As for the speech, I guess you could say it was Mafia. It was about fighting the Republicans, which of course is what has to happen, but there was rather a lot about that. She said she would fight for a stronger economy, which I of course support, but she didn't repeat the line about toppling the one percent, so I suppose that was sort of implicit. She said she would fight to strengthen America's families, which sounded pretty Mafia to me, but I think she meant universal pre-K or something. And then there was something about fighting for values and fighting for leadership, which I wasn't sure who she would be fighting against for all that, but it was probably either the Chinese or Mitch McConnell, so that was okay.
And then she was done, and the reporters drifted away, and I found Emma and the other two, and we waited for a while for the guy with the golf cart to come and pick us up but he never did so we had to walk back to Emma's car. I found a decent vegan spot in Williamsburg for a late lunch, and then we headed back to Washington.
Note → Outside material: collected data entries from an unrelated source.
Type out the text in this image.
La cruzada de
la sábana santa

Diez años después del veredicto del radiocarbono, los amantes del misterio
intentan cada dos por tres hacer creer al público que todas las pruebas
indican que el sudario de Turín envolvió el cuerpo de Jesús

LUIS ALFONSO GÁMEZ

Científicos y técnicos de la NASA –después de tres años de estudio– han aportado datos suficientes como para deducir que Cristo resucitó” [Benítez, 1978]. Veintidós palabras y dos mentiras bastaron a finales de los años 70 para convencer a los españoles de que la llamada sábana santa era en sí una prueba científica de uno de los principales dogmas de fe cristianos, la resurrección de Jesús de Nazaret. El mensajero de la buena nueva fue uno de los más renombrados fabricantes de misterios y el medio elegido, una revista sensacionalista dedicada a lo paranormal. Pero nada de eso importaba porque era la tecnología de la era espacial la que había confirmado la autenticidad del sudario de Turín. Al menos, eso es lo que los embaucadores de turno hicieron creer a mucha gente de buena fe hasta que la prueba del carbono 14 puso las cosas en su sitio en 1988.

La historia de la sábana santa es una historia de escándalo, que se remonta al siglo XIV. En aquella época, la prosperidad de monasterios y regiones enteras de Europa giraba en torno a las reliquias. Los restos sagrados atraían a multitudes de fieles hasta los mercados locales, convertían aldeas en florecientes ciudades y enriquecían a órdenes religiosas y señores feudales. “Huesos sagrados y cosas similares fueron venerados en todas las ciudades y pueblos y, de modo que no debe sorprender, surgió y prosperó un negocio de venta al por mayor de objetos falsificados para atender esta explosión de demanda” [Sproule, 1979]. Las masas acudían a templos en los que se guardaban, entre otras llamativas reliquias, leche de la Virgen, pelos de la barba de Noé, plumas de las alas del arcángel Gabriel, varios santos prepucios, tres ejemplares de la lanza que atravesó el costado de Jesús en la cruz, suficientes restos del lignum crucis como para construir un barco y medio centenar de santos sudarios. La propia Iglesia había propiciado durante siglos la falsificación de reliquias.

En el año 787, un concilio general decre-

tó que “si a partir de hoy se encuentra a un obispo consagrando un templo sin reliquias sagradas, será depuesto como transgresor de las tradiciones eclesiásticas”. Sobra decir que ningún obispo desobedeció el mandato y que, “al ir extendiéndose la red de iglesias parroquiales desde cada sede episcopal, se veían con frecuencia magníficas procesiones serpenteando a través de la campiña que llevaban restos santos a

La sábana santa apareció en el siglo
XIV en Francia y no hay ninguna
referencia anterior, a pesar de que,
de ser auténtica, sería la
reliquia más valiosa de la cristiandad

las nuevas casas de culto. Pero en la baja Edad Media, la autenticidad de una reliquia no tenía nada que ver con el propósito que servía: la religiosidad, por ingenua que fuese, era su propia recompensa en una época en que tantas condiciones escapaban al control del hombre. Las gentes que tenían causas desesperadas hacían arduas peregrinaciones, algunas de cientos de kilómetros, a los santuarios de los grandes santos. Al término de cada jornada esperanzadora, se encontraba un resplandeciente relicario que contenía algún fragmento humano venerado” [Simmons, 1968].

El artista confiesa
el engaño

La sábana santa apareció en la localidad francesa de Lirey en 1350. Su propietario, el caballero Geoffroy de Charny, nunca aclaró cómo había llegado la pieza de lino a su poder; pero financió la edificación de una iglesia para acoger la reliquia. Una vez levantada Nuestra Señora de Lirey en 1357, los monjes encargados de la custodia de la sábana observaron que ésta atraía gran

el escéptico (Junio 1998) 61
This time, Monique and Caroline didn't complain when Emma worked her way south through Brooklyn to the Verrazano-Narrows Bridge. They had both fallen asleep in the back seat by the time we got through Staten Island, back to the Turnpike.
"I hope they sleep all the way home," Emma said.
"What did you think about the speech?" I asked.
"She sounded terrible," Emma said. "She said all the right things, I guess, but the delivery was off. Maybe they can use some of the money they made selling T-shirts to get her a voice coach."
"She needs to get the guy from The King's Speech, maybe," I joked.
"Then she'd sound all British, like Madonna. That wouldn't work. It would be different, though."
"You don't sound like you had a good time," I said.
"I wanted to be there, because I thought it would be historic. But it wasn't. I wanted it to be like, I don't know, the Gettysburg Address or something, but it was just a lot of campaign boilerplate. If it's historic, maybe it's not historic in a good way."
"Once we know who her opponent is, the rhetoric will ramp up. It's a marathon, not a sprint."
"Justin, this was the re-launch, remember? This is starting the marathon, falling down, and then going back to the start to try again. And I don't know if she can make it the rest of the way."
"We're here to help her," I said. "Help her get to the White House, where she can fight the Republicans for four years."
"Fight them and lose, like Obama's been losing. I don't want to lose anymore, Justin. I want to win. I want to win big, now, and I'll do whatever I need to do to make sure that happens, but I don't see how we do that with Hillary at the top of the ticket. Not unless something dramatic happens."
We made the rest of the drive down in silence, or at least until we hit a big WaWa on 295 in South Jersey and had to stop for gas and bathroom breaks and snacks. Emma and Monique and Caroline spent the entire rest of the drive back arguing about whether the sexism in Game of Thrones was a reflection of historical patterns or a subconscious expression of the inmost thoughts of the showrunners. I looked out my window and watched South Jersey and Delaware and Maryland fade into the distance. I hoped the former Secretary had made the difference today that she had wanted to make.